NOUS SOMMES DONC DANS LE MEILLEUR DES MONDES, ET TOUS DES EUROPEENS : LA BCE A BIEN REAGI, L'EURO NOUS A PROTEGES, ET L'EUROPE A PARLE D'UNE SEULE VOIX AU G20.
En réalité, la crise met en lumière un processus de fractionnement que Jacques Sapir appelle à juste titre l’euro-divergence. Depuis Maastricht, l’écart s’était déjà creusé entre pays. Avec, d’un côté, des « gagnants » (Espagne, Finlande, Grèce, Irlande, Luxembourg, Royaume-Uni, Suède) qui pèsent pour un tiers dans l’économie européenne et dont le taux de croissance entre 1992 et 2006 se rapprochait de celui des Etats-Unis ; et des « perdants » (Allemagne, Autriche, Belgique, Danemark, France, Italie, Pays-Bas, Portugal) dont la croissance a été nettement inférieure à la moyenne européenne.
La crise aggrave ce phénomène : tous les pays européens sont frappés mais pas de la même manière. L’Espagne, dont l’économie avait été tirée par l’exubérance immobilière, recule brutalement et son taux de chômage explose. Le Royaume-Uni paie aujourd’hui sa dépendance à la finance et sa monnaie plonge. L’Allemagne, qui avait donné une priorité absolue aux exportations, subit de plein fouet le recul du marché mondial. Le modèle irlandais, fondé sur l’investissement international, s’est effondré. La France occupe comme d’habitude une position moyenne qui s’explique par une moindre exposition aux risques de la finance et de l’immobilier et, paradoxalement, par ses modestes performances à l’exportation.
L’euro a effectivement évité qu’une spéculation sur les monnaies vienne redoubler les effets de la crise. C’est pour cette raison qu’une sortie de l’euro est peu probable. Ainsi l’Espagne a profité de l’euro en s’offrant un déficit commercial de 6 % à 7 % du PIB (autant que les Etats-Unis) qu’elle n’aurait pu se permettre avec la peseta qui aurait été attaquée depuis longtemps. Sortir de l’euro pour pouvoir dévaluer sa monnaie serait un remède pire que le mal. Pour des raisons symétriques, on comprend que certains des nouveaux Etats-membres voudraient accélérer leur entrée dans l’euro.

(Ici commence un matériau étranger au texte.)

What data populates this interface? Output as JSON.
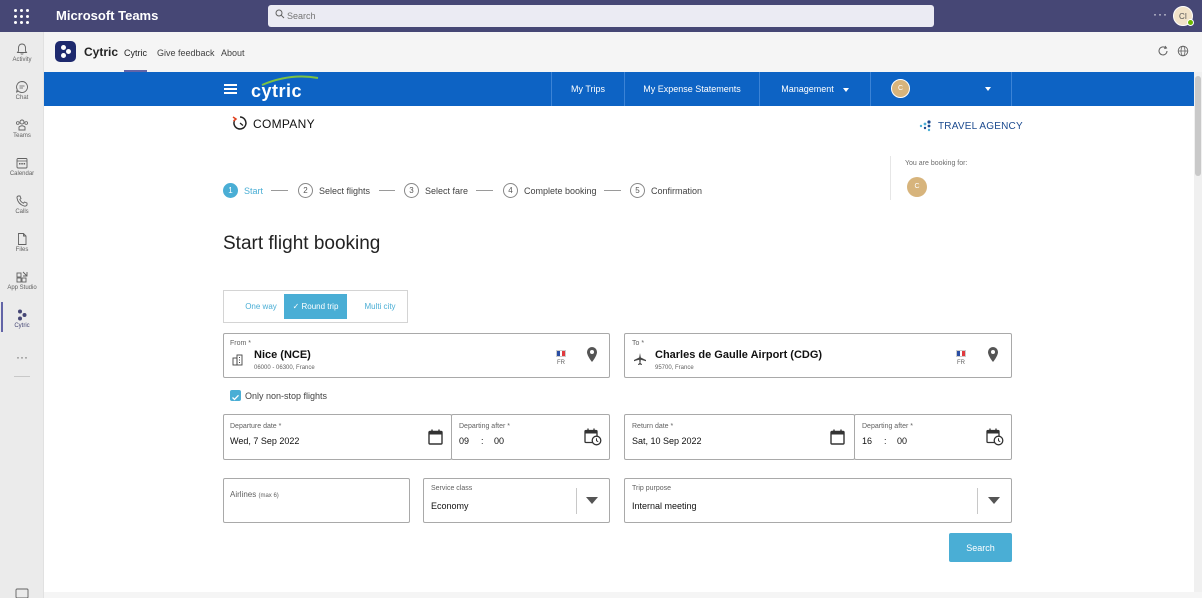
{
  "teams": {
    "app_title": "Microsoft Teams",
    "search_placeholder": "Search",
    "more": "···",
    "user_initials": "CI"
  },
  "rail": {
    "items": [
      {
        "label": "Activity",
        "icon": "bell-icon"
      },
      {
        "label": "Chat",
        "icon": "chat-icon"
      },
      {
        "label": "Teams",
        "icon": "teams-icon"
      },
      {
        "label": "Calendar",
        "icon": "calendar-icon"
      },
      {
        "label": "Calls",
        "icon": "phone-icon"
      },
      {
        "label": "Files",
        "icon": "file-icon"
      },
      {
        "label": "App Studio",
        "icon": "app-studio-icon"
      },
      {
        "label": "Cytric",
        "icon": "cytric-icon",
        "active": true
      }
    ],
    "more": "···"
  },
  "app_header": {
    "name": "Cytric",
    "tabs": [
      {
        "label": "Cytric",
        "active": true
      },
      {
        "label": "Give feedback"
      },
      {
        "label": "About"
      }
    ]
  },
  "cytric_nav": {
    "logo": "cytric",
    "items": {
      "my_trips": "My Trips",
      "my_expense": "My Expense Statements",
      "management": "Management"
    },
    "profile_initial": "C"
  },
  "branding": {
    "company": "COMPANY",
    "agency": "TRAVEL AGENCY"
  },
  "booking_for": {
    "label": "You are booking for:",
    "initial": "C"
  },
  "stepper": {
    "steps": [
      {
        "num": "1",
        "label": "Start",
        "active": true
      },
      {
        "num": "2",
        "label": "Select flights"
      },
      {
        "num": "3",
        "label": "Select fare"
      },
      {
        "num": "4",
        "label": "Complete booking"
      },
      {
        "num": "5",
        "label": "Confirmation"
      }
    ]
  },
  "page_title": "Start flight booking",
  "trip_type": {
    "options": [
      "One way",
      "Round trip",
      "Multi city"
    ],
    "selected": "Round trip"
  },
  "from": {
    "label": "From *",
    "value": "Nice (NCE)",
    "sub": "06000 - 06300, France",
    "country": "FR"
  },
  "to": {
    "label": "To *",
    "value": "Charles de Gaulle Airport (CDG)",
    "sub": "95700, France",
    "country": "FR"
  },
  "nonstop": {
    "label": "Only non-stop flights",
    "checked": true
  },
  "departure": {
    "date_label": "Departure date *",
    "date_value": "Wed, 7 Sep 2022",
    "time_label": "Departing after *",
    "hour": "09",
    "minute": "00"
  },
  "return": {
    "date_label": "Return date *",
    "date_value": "Sat, 10 Sep 2022",
    "time_label": "Departing after *",
    "hour": "16",
    "minute": "00"
  },
  "airlines": {
    "label": "Airlines",
    "hint": "(max 6)"
  },
  "service_class": {
    "label": "Service class",
    "value": "Economy"
  },
  "trip_purpose": {
    "label": "Trip purpose",
    "value": "Internal meeting"
  },
  "search_button": "Search",
  "colors": {
    "teams_purple": "#464775",
    "cytric_blue": "#0d63c4",
    "accent_teal": "#4aaed5"
  }
}
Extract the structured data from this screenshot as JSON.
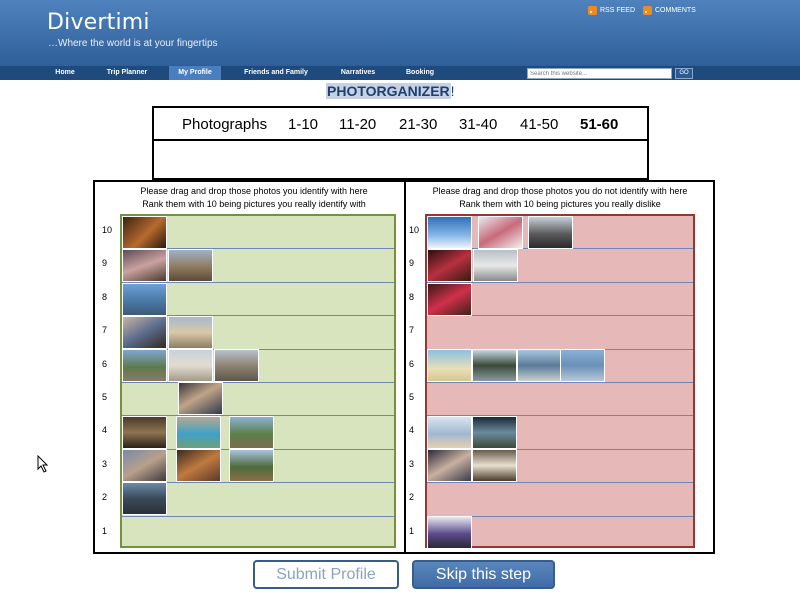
{
  "header": {
    "site_title": "Divertimi",
    "tagline": "…Where the world is at your fingertips",
    "rss_feed": "RSS FEED",
    "comments": "COMMENTS",
    "bg_color": "#3a6ba8"
  },
  "nav": {
    "items": [
      {
        "label": "Home"
      },
      {
        "label": "Trip Planner"
      },
      {
        "label": "My Profile",
        "active": true
      },
      {
        "label": "Friends and Family"
      },
      {
        "label": "Narratives"
      },
      {
        "label": "Booking"
      }
    ],
    "search_placeholder": "Search this website...",
    "go_label": "GO"
  },
  "organizer": {
    "title_word": "PHOTORGANIZER",
    "title_excl": "!",
    "ranges_prefix": "Photographs",
    "ranges": [
      "1-10",
      "11-20",
      "21-30",
      "31-40",
      "41-50",
      "51-60"
    ],
    "active_range": "51-60"
  },
  "like_panel": {
    "instruction_line1": "Please drag and drop those photos you identify with  here",
    "instruction_line2": "Rank them with 10 being pictures you really identify with",
    "color": "#d7e4bd",
    "border_color": "#76923c"
  },
  "dislike_panel": {
    "instruction_line1": "Please drag and drop those photos you do not identify with here",
    "instruction_line2": "Rank them with 10 being pictures you really dislike",
    "color": "#e6b9b8",
    "border_color": "#953735"
  },
  "row_numbers": [
    "10",
    "9",
    "8",
    "7",
    "6",
    "5",
    "4",
    "3",
    "2",
    "1"
  ],
  "buttons": {
    "submit": "Submit Profile",
    "skip": "Skip this step"
  }
}
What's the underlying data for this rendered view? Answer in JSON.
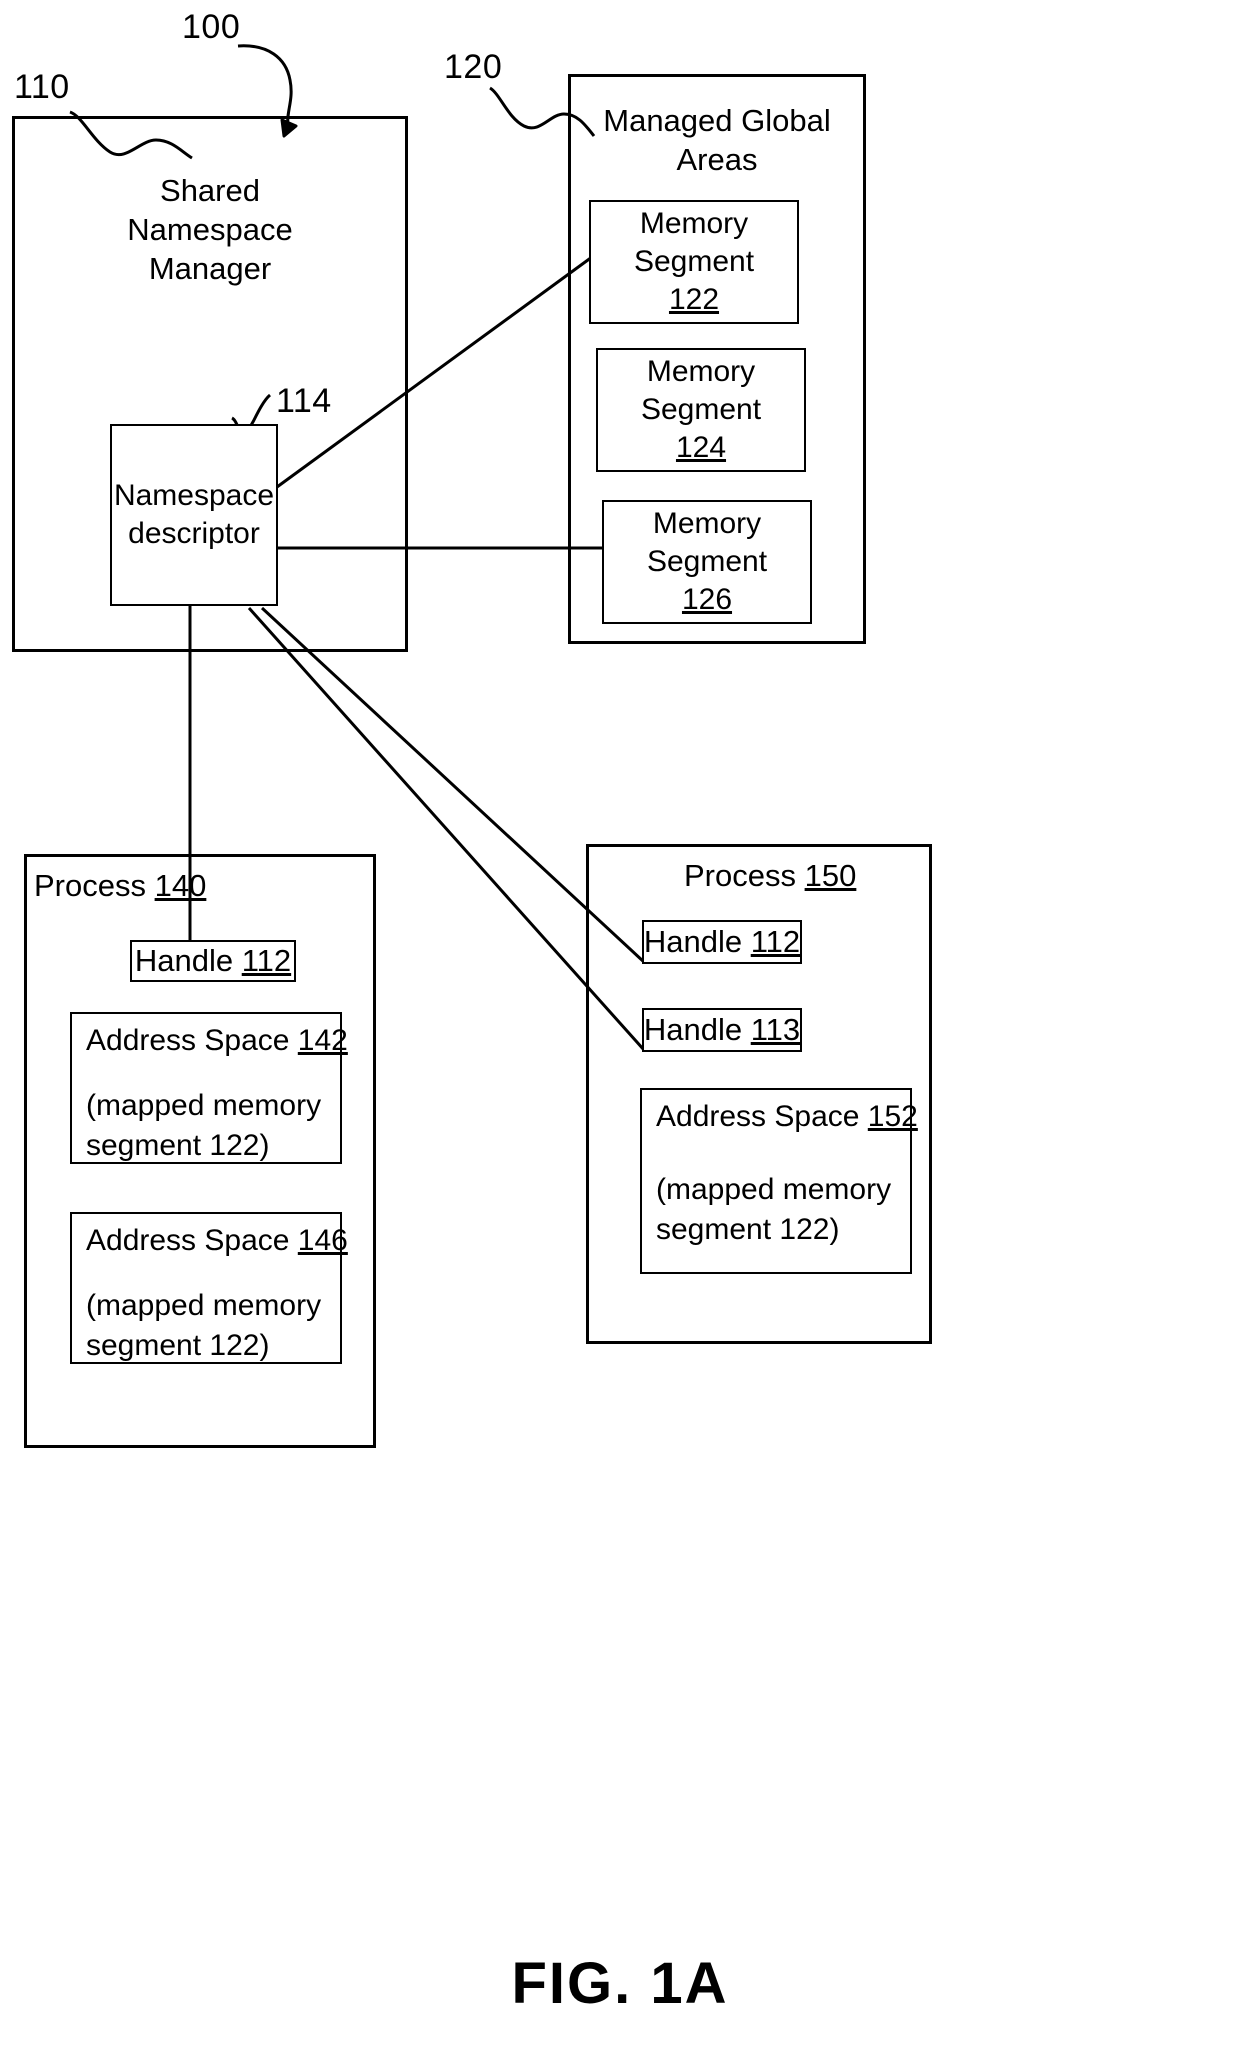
{
  "figure": {
    "caption": "FIG. 1A",
    "system_ref": "100"
  },
  "snm": {
    "ref": "110",
    "title_line1": "Shared",
    "title_line2": "Namespace",
    "title_line3": "Manager",
    "descriptor": {
      "ref": "114",
      "line1": "Namespace",
      "line2": "descriptor"
    }
  },
  "mga": {
    "ref": "120",
    "title_line1": "Managed Global",
    "title_line2": "Areas",
    "segments": [
      {
        "line1": "Memory",
        "line2": "Segment",
        "ref": "122"
      },
      {
        "line1": "Memory",
        "line2": "Segment",
        "ref": "124"
      },
      {
        "line1": "Memory",
        "line2": "Segment",
        "ref": "126"
      }
    ]
  },
  "process140": {
    "title_label": "Process ",
    "title_ref": "140",
    "handles": [
      {
        "label": "Handle ",
        "ref": "112"
      }
    ],
    "address_spaces": [
      {
        "label": "Address Space ",
        "ref": "142",
        "sub_line1": "(mapped memory",
        "sub_line2": "segment 122)"
      },
      {
        "label": "Address Space ",
        "ref": "146",
        "sub_line1": "(mapped memory",
        "sub_line2": "segment 122)"
      }
    ]
  },
  "process150": {
    "title_label": "Process ",
    "title_ref": "150",
    "handles": [
      {
        "label": "Handle ",
        "ref": "112"
      },
      {
        "label": "Handle ",
        "ref": "113"
      }
    ],
    "address_spaces": [
      {
        "label": "Address Space ",
        "ref": "152",
        "sub_line1": "(mapped memory",
        "sub_line2": "segment 122)"
      }
    ]
  },
  "colors": {
    "stroke": "#000000",
    "background": "#ffffff"
  }
}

Mais cet avantage de l’euro se paie fort cher. La BCE ne s’intéresse qu’à l’inflation et tant pis si la hausse de l’euro pèse sur les exportations puisqu’elle permet de réduire le prix des importations. Il n’y a donc pas de politique de change au niveau européen. Mais les différents pays sont inégalement sensibles au taux de change de l’euro : l’Allemagne l’est très peu, beaucoup moins en tout cas que la France. Il faudrait que le dollar descende encore plus bas pour voir un jour s’esquisser une position commune.
Avec la crise, les principes fondateurs de l’Europe néolibérale ont explosé en vol, à commencer par le pacte de stabilité. L’indépendance de la BCE a de fait été remise en cause pour la contraindre à baisser (à reculons) ses taux d’intérêt ; la Commission et, bien sûr, le Parlement ont été mis hors jeu et les règles de concurrence ont été oubliées devant l’urgence des divers plans de sauvetage.
La crise a aussi montré à quel point les institutions européennes actuelles étaient inadéquates. Mais, encore plus, elle vient souligner l’échec d’un mode de construction qui a toujours reposé sur le refus de se doter d’outils comme une politique de change affirmée, un budget élargi, ou encore un véritable gouvernement économique. Il n’y aura pas non plus de financement mutualisé des déficits publics ou de programmes d’investissement puisque la BCE a été constitutionnellement privée de la possibilité d’émettre des emprunts ou de racheter des bons du Trésor comme a commencé à le faire la FED aux Etats-Unis. La Hongrie, pourtant membre de l’Union, a dû faire appel au FMI qui lui a imposé des conditions dignes de la grande époque : suppression du 13e mois pour les retraités et gel des salaires dans la fonction publique.
Les dirigeants européens cherchent à sauvegarder les apparences mais leurs intérêts divergent face à la crise. Les relances sont sous-dimensionnées et ne comportent aucun plan global d’investissements publics, aucune relance salariale ou réduction du temps de travail concertées. Les experts préparent déjà le coup d’après, autrement dit l’ajustement budgétaire sur les dépenses sociales. L’enjeu des élections à venir est donc considérable : il s’agit ni plus ni moins de refonder un projet d’Europe solidaire, fondé sur le principe d’harmonisation et non sur celui de concurrence. Face à la débâcle, la course de vitesse est engagée avec les variantes nationalistes et autoritaires du néolibéralisme. M.H.